A consumer should not be penalised because the provider does not have a retail store in their location, nor should they be penalised if the phone contact is understaffed, resulting in messages being left or call back messages.

Under clause (h) the provider is required to “provide written confirmation of a proposed resolution of an urgent complaint within 2 working days of receipt, yet does not have to acknowledge the existence of the same complaint until the 2nd working day.

14 DELAYS

The failure of the carriage service provider to check emails, telephone messages, online forms or post shall not be a valid or permitted grounds for not complying with the standard for urgent complaints, in the case of 14 (3).

The only way to prevent this is to make all responses, acknowledgments and timeframes based on time of lodgement (other than for post) where it shall be receipt.

15 COMPLAINT PRIORITISATION, ESCALATION AND EXTERNAL DISPUTE RESOLUTION.

Under 15(1) of the proposed standard, if a consumer contacts their provider to say that they want their complaint treated as an urgent case, the provider is allowed five working days from receiving that communication to advise the consumer about its internal prioritisation process, internal escalation process or options for external dispute resolution.

Firstly, this states that if a consumer asks to lodge a complaint and that they believe it is an urgent complaint, despite an urgent complaint being required to be resolved, in accordance with 13(h) within 2 working days, the provider has five working days to tell the consumer it is not an urgent complaint.

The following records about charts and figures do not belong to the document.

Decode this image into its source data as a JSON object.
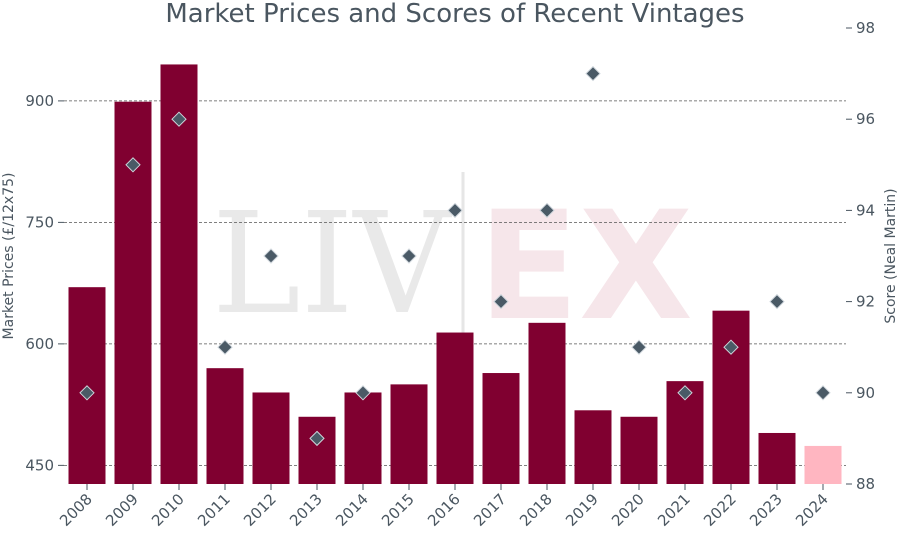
{
  "chart_data": {
    "type": "bar",
    "title": "Market Prices and Scores of Recent Vintages",
    "ylabel": "Market Prices (£/12x75)",
    "y2label": "Score (Neal Martin)",
    "ylim": [
      427,
      990
    ],
    "y2lim": [
      88,
      98
    ],
    "yticks": [
      450,
      600,
      750,
      900
    ],
    "y2ticks": [
      88,
      90,
      92,
      94,
      96,
      98
    ],
    "grid": true,
    "categories": [
      "2008",
      "2009",
      "2010",
      "2011",
      "2012",
      "2013",
      "2014",
      "2015",
      "2016",
      "2017",
      "2018",
      "2019",
      "2020",
      "2021",
      "2022",
      "2023",
      "2024"
    ],
    "series": [
      {
        "kind": "bar",
        "axis": "left",
        "values": [
          670,
          899,
          945,
          570,
          540,
          510,
          540,
          550,
          614,
          564,
          626,
          518,
          510,
          554,
          641,
          490,
          474
        ]
      },
      {
        "kind": "scatter",
        "axis": "right",
        "values": [
          90,
          95,
          96,
          91,
          93,
          89,
          90,
          93,
          94,
          92,
          94,
          97,
          91,
          90,
          91,
          92,
          90
        ]
      }
    ],
    "colors": {
      "bar": "#800030",
      "bar_last": "#ffb6c1",
      "marker": "#4a5a66",
      "marker_stroke": "#cfd6dc",
      "text": "#4a5660",
      "grid": "#555555"
    },
    "watermark": {
      "left": "LIV",
      "right": "EX"
    }
  }
}
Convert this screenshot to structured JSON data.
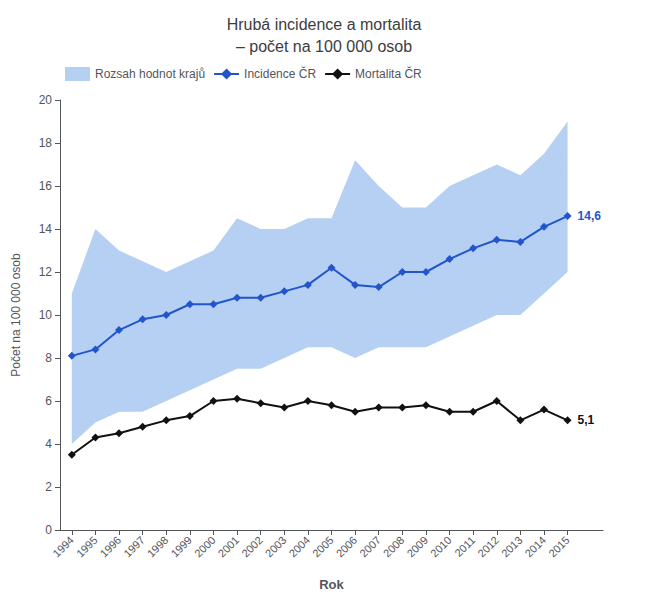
{
  "chart_data": {
    "type": "line",
    "title": "Hrubá incidence a mortalita\n– počet na 100 000 osob",
    "xlabel": "Rok",
    "ylabel": "Počet na 100 000 osob",
    "x": [
      1994,
      1995,
      1996,
      1997,
      1998,
      1999,
      2000,
      2001,
      2002,
      2003,
      2004,
      2005,
      2006,
      2007,
      2008,
      2009,
      2010,
      2011,
      2012,
      2013,
      2014,
      2015
    ],
    "xlim": [
      1993.5,
      2016.5
    ],
    "xticks": [
      1994,
      1995,
      1996,
      1997,
      1998,
      1999,
      2000,
      2001,
      2002,
      2003,
      2004,
      2005,
      2006,
      2007,
      2008,
      2009,
      2010,
      2011,
      2012,
      2013,
      2014,
      2015
    ],
    "ylim": [
      0,
      20
    ],
    "yticks": [
      0,
      2,
      4,
      6,
      8,
      10,
      12,
      14,
      16,
      18,
      20
    ],
    "grid": false,
    "legend": "upper left",
    "series": [
      {
        "name": "Rozsah hodnot krajů",
        "type": "range",
        "color": "#a8c8f0",
        "low": [
          4.0,
          5.0,
          5.5,
          5.5,
          6.0,
          6.5,
          7.0,
          7.5,
          7.5,
          8.0,
          8.5,
          8.5,
          8.0,
          8.5,
          8.5,
          8.5,
          9.0,
          9.5,
          10.0,
          10.0,
          11.0,
          12.0
        ],
        "high": [
          11.0,
          14.0,
          13.0,
          12.5,
          12.0,
          12.5,
          13.0,
          14.5,
          14.0,
          14.0,
          14.5,
          14.5,
          17.2,
          16.0,
          15.0,
          15.0,
          16.0,
          16.5,
          17.0,
          16.5,
          17.5,
          19.0
        ]
      },
      {
        "name": "Incidence ČR",
        "type": "line",
        "color": "#2255cc",
        "marker": "diamond",
        "values": [
          8.1,
          8.4,
          9.3,
          9.8,
          10.0,
          10.5,
          10.5,
          10.8,
          10.8,
          11.1,
          11.4,
          12.2,
          11.4,
          11.3,
          12.0,
          12.0,
          12.6,
          13.1,
          13.5,
          13.4,
          14.1,
          14.6
        ]
      },
      {
        "name": "Mortalita ČR",
        "type": "line",
        "color": "#111111",
        "marker": "diamond",
        "values": [
          3.5,
          4.3,
          4.5,
          4.8,
          5.1,
          5.3,
          6.0,
          6.1,
          5.9,
          5.7,
          6.0,
          5.8,
          5.5,
          5.7,
          5.7,
          5.8,
          5.5,
          5.5,
          6.0,
          5.1,
          5.6,
          5.1
        ]
      }
    ],
    "annotations": [
      {
        "text": "14,6",
        "x": 2015,
        "y": 14.6,
        "series": "Incidence ČR"
      },
      {
        "text": "5,1",
        "x": 2015,
        "y": 5.1,
        "series": "Mortalita ČR"
      }
    ]
  }
}
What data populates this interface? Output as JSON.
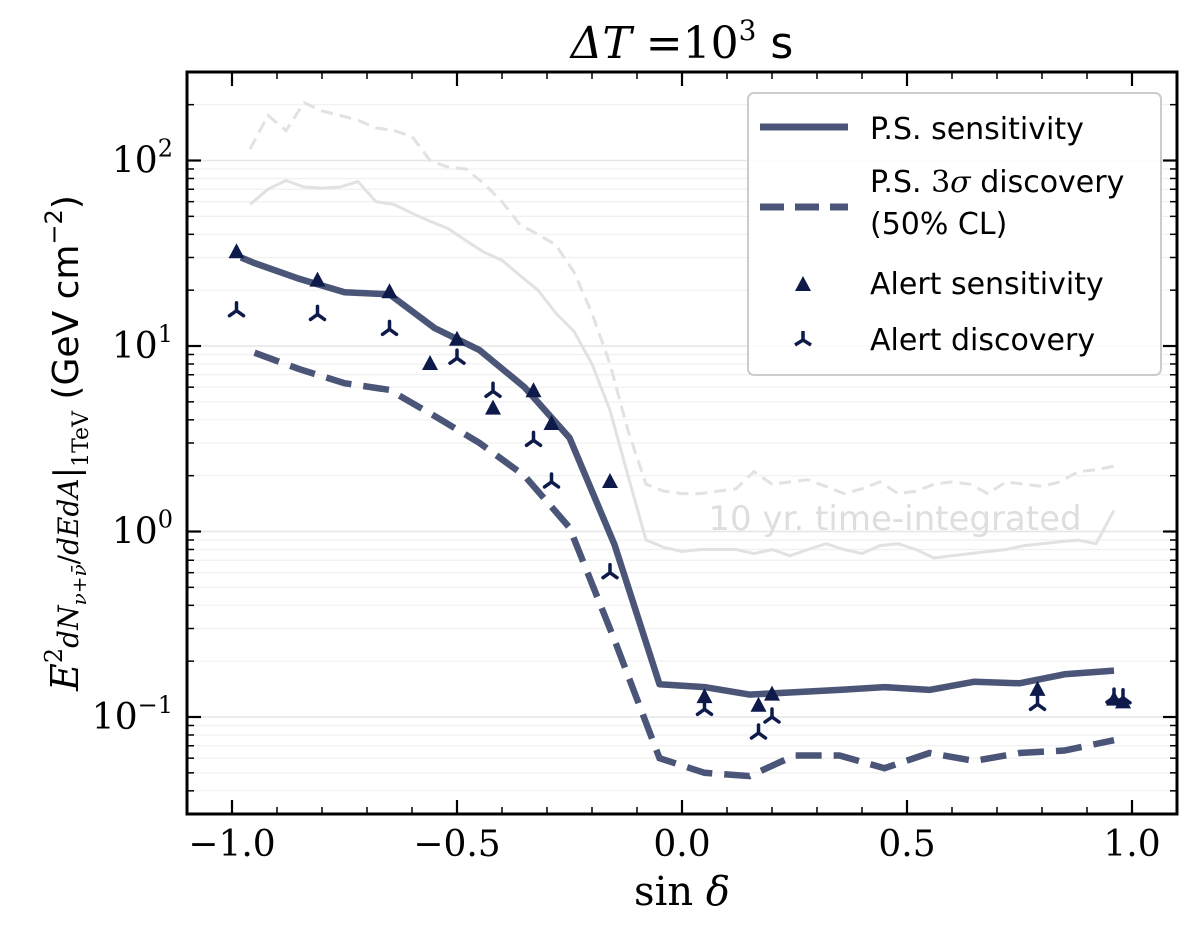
{
  "chart_data": {
    "type": "line",
    "title": "ΔT =10³ s",
    "xlabel": "sin δ",
    "ylabel": "E² dN/dEdA|1TeV (GeV cm⁻²)",
    "xlim": [
      -1.1,
      1.1
    ],
    "ylim": [
      0.03,
      300
    ],
    "yscale": "log",
    "xticks": [
      -1.0,
      -0.5,
      0.0,
      0.5,
      1.0
    ],
    "xtick_labels": [
      "−1.0",
      "−0.5",
      "0.0",
      "0.5",
      "1.0"
    ],
    "yticks": [
      0.1,
      1,
      10,
      100
    ],
    "ytick_labels": [
      "10",
      "10",
      "10",
      "10"
    ],
    "ytick_exponents": [
      "−1",
      "0",
      "1",
      "2"
    ],
    "grid": true,
    "legend_position": "top-right",
    "annotation": "10 yr. time-integrated",
    "series": [
      {
        "name": "P.S. sensitivity",
        "style": "solid",
        "color": "#4a5577",
        "x": [
          -0.98,
          -0.95,
          -0.85,
          -0.75,
          -0.65,
          -0.55,
          -0.45,
          -0.35,
          -0.25,
          -0.15,
          -0.05,
          0.05,
          0.15,
          0.25,
          0.35,
          0.45,
          0.55,
          0.65,
          0.75,
          0.85,
          0.96
        ],
        "y": [
          30,
          28,
          23,
          19.5,
          19,
          12.5,
          9.5,
          6,
          3.2,
          0.85,
          0.15,
          0.145,
          0.132,
          0.136,
          0.14,
          0.145,
          0.14,
          0.155,
          0.152,
          0.17,
          0.178
        ]
      },
      {
        "name": "P.S. 3σ discovery (50% CL)",
        "style": "dashed",
        "color": "#4a5577",
        "x": [
          -0.95,
          -0.85,
          -0.75,
          -0.65,
          -0.55,
          -0.45,
          -0.35,
          -0.25,
          -0.15,
          -0.05,
          0.05,
          0.15,
          0.25,
          0.35,
          0.45,
          0.55,
          0.65,
          0.75,
          0.85,
          0.96
        ],
        "y": [
          9.2,
          7.5,
          6.3,
          5.8,
          4.2,
          3.0,
          2.0,
          1.05,
          0.26,
          0.06,
          0.05,
          0.048,
          0.062,
          0.062,
          0.053,
          0.064,
          0.058,
          0.064,
          0.066,
          0.075
        ]
      },
      {
        "name": "Alert sensitivity",
        "style": "marker-triangle",
        "color": "#0d1a4a",
        "x": [
          -0.99,
          -0.81,
          -0.65,
          -0.56,
          -0.5,
          -0.42,
          -0.33,
          -0.29,
          -0.16,
          0.05,
          0.17,
          0.2,
          0.79,
          0.96,
          0.98
        ],
        "y": [
          32,
          22.5,
          19.5,
          8,
          10.8,
          4.6,
          5.7,
          3.8,
          1.85,
          0.128,
          0.115,
          0.132,
          0.14,
          0.124,
          0.12
        ]
      },
      {
        "name": "Alert discovery",
        "style": "marker-tri-down",
        "color": "#0d1a4a",
        "x": [
          -0.99,
          -0.81,
          -0.65,
          -0.5,
          -0.42,
          -0.33,
          -0.29,
          -0.16,
          0.05,
          0.17,
          0.2,
          0.79,
          0.96,
          0.98
        ],
        "y": [
          15.5,
          14.8,
          12.3,
          8.6,
          5.7,
          3.1,
          1.85,
          0.6,
          0.11,
          0.082,
          0.1,
          0.117,
          0.128,
          0.127
        ]
      },
      {
        "style": "solid-faint",
        "color": "#e2e2e2",
        "x": [
          -0.96,
          -0.92,
          -0.88,
          -0.84,
          -0.8,
          -0.76,
          -0.72,
          -0.68,
          -0.64,
          -0.6,
          -0.56,
          -0.52,
          -0.48,
          -0.44,
          -0.4,
          -0.36,
          -0.32,
          -0.28,
          -0.24,
          -0.2,
          -0.16,
          -0.12,
          -0.08,
          -0.04,
          0.0,
          0.04,
          0.08,
          0.12,
          0.16,
          0.2,
          0.24,
          0.28,
          0.32,
          0.36,
          0.4,
          0.44,
          0.48,
          0.52,
          0.56,
          0.6,
          0.64,
          0.68,
          0.72,
          0.76,
          0.8,
          0.84,
          0.88,
          0.92,
          0.96
        ],
        "y": [
          58,
          70,
          78,
          72,
          71,
          72,
          77,
          60,
          58,
          52,
          47,
          43,
          37,
          32,
          29,
          24,
          20,
          15,
          12,
          8,
          4.5,
          2.0,
          0.9,
          0.82,
          0.78,
          0.8,
          0.8,
          0.8,
          0.76,
          0.8,
          0.74,
          0.8,
          0.86,
          0.8,
          0.76,
          0.84,
          0.86,
          0.8,
          0.72,
          0.74,
          0.76,
          0.78,
          0.8,
          0.84,
          0.86,
          0.88,
          0.9,
          0.86,
          1.3
        ]
      },
      {
        "style": "dashed-faint",
        "color": "#e2e2e2",
        "x": [
          -0.96,
          -0.92,
          -0.88,
          -0.84,
          -0.8,
          -0.76,
          -0.72,
          -0.68,
          -0.64,
          -0.6,
          -0.56,
          -0.52,
          -0.48,
          -0.44,
          -0.4,
          -0.36,
          -0.32,
          -0.28,
          -0.24,
          -0.2,
          -0.16,
          -0.12,
          -0.08,
          -0.04,
          0.0,
          0.04,
          0.08,
          0.12,
          0.16,
          0.2,
          0.24,
          0.28,
          0.32,
          0.36,
          0.4,
          0.44,
          0.48,
          0.52,
          0.56,
          0.6,
          0.64,
          0.68,
          0.72,
          0.76,
          0.8,
          0.84,
          0.88,
          0.92,
          0.96
        ],
        "y": [
          115,
          175,
          145,
          205,
          185,
          175,
          165,
          150,
          145,
          135,
          100,
          92,
          90,
          75,
          60,
          45,
          40,
          35,
          25,
          15,
          8,
          3.5,
          1.8,
          1.65,
          1.6,
          1.6,
          1.65,
          1.7,
          2.1,
          1.8,
          1.85,
          1.9,
          1.75,
          1.6,
          1.7,
          1.85,
          1.6,
          1.65,
          1.8,
          1.85,
          1.8,
          1.6,
          1.85,
          1.8,
          1.75,
          1.85,
          2.1,
          2.15,
          2.25
        ]
      }
    ]
  }
}
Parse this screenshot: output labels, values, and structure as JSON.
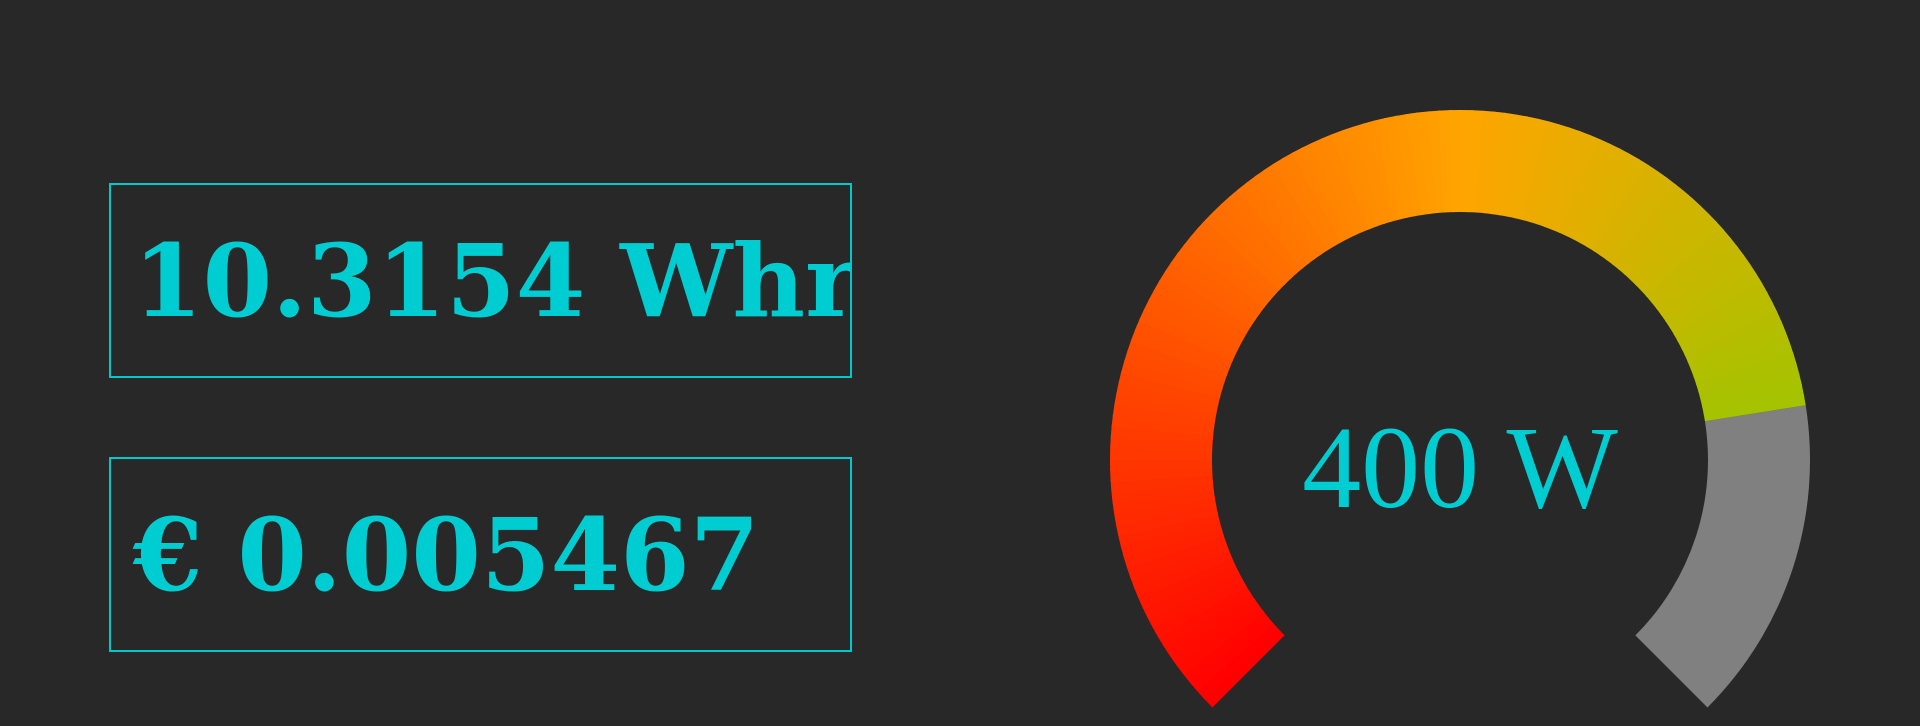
{
  "energy": {
    "text": "10.3154 Whr"
  },
  "cost": {
    "text": "€ 0.005467"
  },
  "gauge": {
    "label": "400 W",
    "fraction": 0.8,
    "colors": {
      "low": "#ff0000",
      "mid": "#ffa500",
      "high": "#66d800",
      "track": "#808080",
      "text": "#00cdd1"
    }
  },
  "colors": {
    "background": "#282828",
    "accent": "#00c8cc"
  }
}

If the customer is a priority assistance customer, which is automatically qualifies under the standard and definition as an urgent complaint, if the provider does not immediately treat it as an urgent case, then the priority customer will have to wait up to five days for a response and then wait for the resolution to commence.

Is it really the intention of the standard that priority assistance customers have to wait up to 7 working days for a resolution?

15 COMPLAINT PRIORITISATION, ESCALATION AND EXTERNAL DISPUTE RESOLUTION

Under 15(1) there is no provision outlined for the resolution, reprioritisation, review, escalation by the carriage service provider, if the consumer communicates their dissatisfaction or request for treatment as an urgent complaint.

The provision only states that they must tell them their processes, it does not require them to address the complaint being made.

Under 15(1) a priority assistance customer who rings to say their complaint should be treated as urgent, the provider, under this proposed standard, only has to advise them of their processes, including that automatically priority assistance customer complaints are urgent, but does not have to upgrade or escalate the complaint.

Surely, in a complaint handling standard, if a customer complaints with this issue, that is clearly defined in the standard, then the provider should, by this clause, be required to act immediately and escalate rather than simply tell the consumer what should have happened and what they can do externally.

15(2) has no time frames.

Under 15(2) the provider is only required to advise its internal escalation procedures and external options.

The provider does not have to review the matter nor is there a time frame in which they have to respond to the communication.

17 Attempt to make contact

There is no reference to use of the customers nominated contact number or that the contact can not be made on a non- working service.

Our situation is we have two landlines for voice communication and NBN skymuster for internet. We do not have mobile coverage.

During landline failures, with no dial tone reported, our provider left messages on exchange based voice mail (they operated the service) and claimed they were unable to contact us on the phone when the voice mail service they operated also failed.

This was used as a defence by the provider with the TIO in conciliation.

Therefore it should be clear that communication in accordance with part 17, shall only be on

a)The customers nominated preferred voice contact number, and in the event of a fault being reported on that service, the provider shall not claim failure to contact on that number during a period of fault report, as a grounds for delay for resolution.